PSEUDOSECTION MODELS FOR EVALUATING THE GROWTH, CONSUMPTION AND ZONING OF METAMORPHIC GARNET DURING PARTIAL MELTING, FIORDLAND NEW ZEALAND
Partial melting introduces a new phase, dehydrates the protolith, and produces new minerals. The complication of partial melting requires investigation of both the protolith and melt. In this study, we first determine representative EBC critical to the construction of useful models. Second, we determine a reasonable water content for each EBC by producing T vs. H2O diagrams at isobaric conditions. To evaluate the effects of partial melting, we use bulk compositions for the unmelted host, the partially melted rock (GRZ) and melt. Changing bulk compositions allows only one other intensive variable and models are either isothermal or isobaric.
T vs. EBC phase diagrams for monzodiorite from the Misty Pluton of the Western Fiordland Orthogneiss with localized partial melting illustrate this approach. The sample contains a peritectic garnet selvage with subhedral oscillatory Grs and Prp zoning and anhedral resorbed grains with high Grs cores and low Grs rims which separates the GRZ from the leucosome. The pseudosection provides a means for evaluating the conditions required to nucleate garnet, produce Grs zoning, and resorb garnet proximal to the leucosome.
Single oscillations in Grs (low - high – low) can be explained by changing EBC from the host to the leucosome. In addition, the predicted garnet modes show resorption would occur as the EBC changed from the GRZ to the leucosome. This example shows that high Grs rims could be produced under isobaric conditions and requires re-evaluation of P increases based on this zoning.

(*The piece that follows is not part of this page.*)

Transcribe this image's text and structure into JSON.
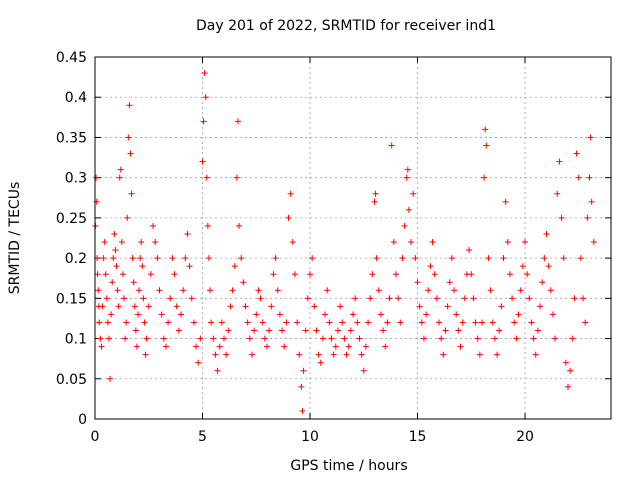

Phase diagrams, produced with programs like THERIAK-DOMINO, have increased our understanding of Earth’s interior and tectonic processes. Forward models in P-T space can be used to construct isochemical P-T paths for metamorphism. However, pseudosections incorporating variable effective bulk compositions (EBC) are needed to help explain some mineral zoning and complex processes like partial melting.